ABSTRACT

Given the mission of disciplinary psychology to explain human behavior across the variety of social, cultural, and biophysical contexts in which it occurs, it might be expected that the focus of psychological investigation is persons acting in worldly contexts. However, historically and currently, seldom is such the case. Introspective, cognitive, and biological psychologies have taken the focal phenomena of interest to be thoughts, mental forms and functions, or neurophysiological structures and processes. Functional and behavioral approaches to psychology have investigated human behavior, but restrictively so, as responses of research subjects to highly contrived tasks in “stripped down” experimental settings purposefully denuded of practical, cultural, and historical relevance. Psychoanalytic, humanistic, phenomenological, and existentialist traditions frequently have been preoccupied with the inner experiences, desires, and tensions of persons rather than with their activity in the everyday contexts in which their lives are composed.
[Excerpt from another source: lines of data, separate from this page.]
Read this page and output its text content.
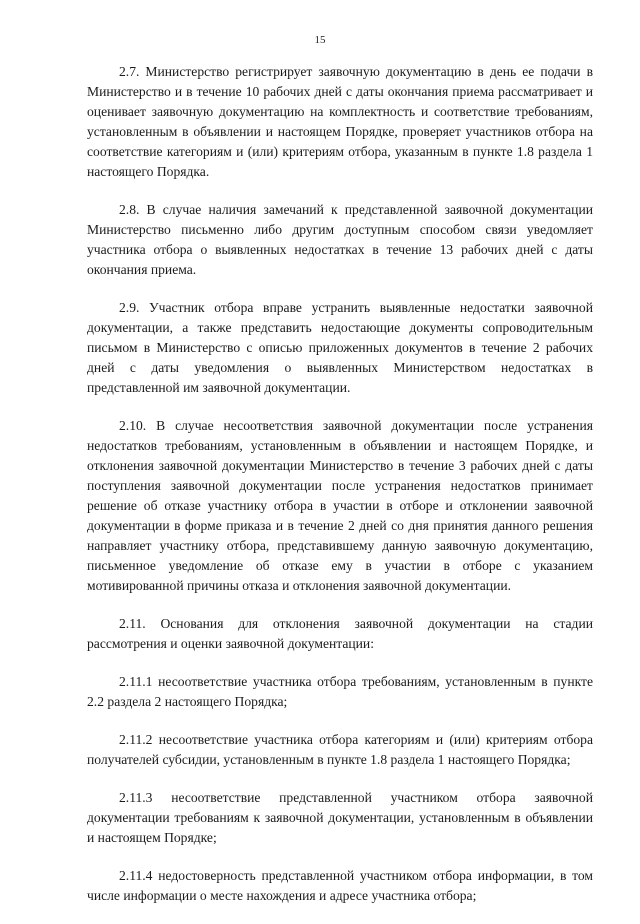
15

2.7. Министерство регистрирует заявочную документацию в день ее подачи в Министерство и в течение 10 рабочих дней с даты окончания приема рассматривает и оценивает заявочную документацию на комплектность и соответствие требованиям, установленным в объявлении и настоящем Порядке, проверяет участников отбора на соответствие категориям и (или) критериям отбора, указанным в пункте 1.8 раздела 1 настоящего Порядка.

2.8. В случае наличия замечаний к представленной заявочной документации Министерство письменно либо другим доступным способом связи уведомляет участника отбора о выявленных недостатках в течение 13 рабочих дней с даты окончания приема.

2.9. Участник отбора вправе устранить выявленные недостатки заявочной документации, а также представить недостающие документы сопроводительным письмом в Министерство с описью приложенных документов в течение 2 рабочих дней с даты уведомления о выявленных Министерством недостатках в представленной им заявочной документации.

2.10. В случае несоответствия заявочной документации после устранения недостатков требованиям, установленным в объявлении и настоящем Порядке, и отклонения заявочной документации Министерство в течение 3 рабочих дней с даты поступления заявочной документации после устранения недостатков принимает решение об отказе участнику отбора в участии в отборе и отклонении заявочной документации в форме приказа и в течение 2 дней со дня принятия данного решения направляет участнику отбора, представившему данную заявочную документацию, письменное уведомление об отказе ему в участии в отборе с указанием мотивированной причины отказа и отклонения заявочной документации.

2.11. Основания для отклонения заявочной документации на стадии рассмотрения и оценки заявочной документации:

2.11.1 несоответствие участника отбора требованиям, установленным в пункте 2.2 раздела 2 настоящего Порядка;

2.11.2 несоответствие участника отбора категориям и (или) критериям отбора получателей субсидии, установленным в пункте 1.8 раздела 1 настоящего Порядка;

2.11.3 несоответствие представленной участником отбора заявочной документации требованиям к заявочной документации, установленным в объявлении и настоящем Порядке;

2.11.4 недостоверность представленной участником отбора информации, в том числе информации о месте нахождения и адресе участника отбора;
Even evolutionary psychologists, who might be expected to emphasize the worldly activity of persons when theorizing about psychological selection and adaptation, appear instead to favor a combination of narrative speculation and mathematical modeling. As this brief synopsis shows, past and present psychological scientists have looked to explain individual human action and experience primarily through an interior mentalistic focus or environmental restriction and simplification, not in terms of persons acting in everyday worldly contexts.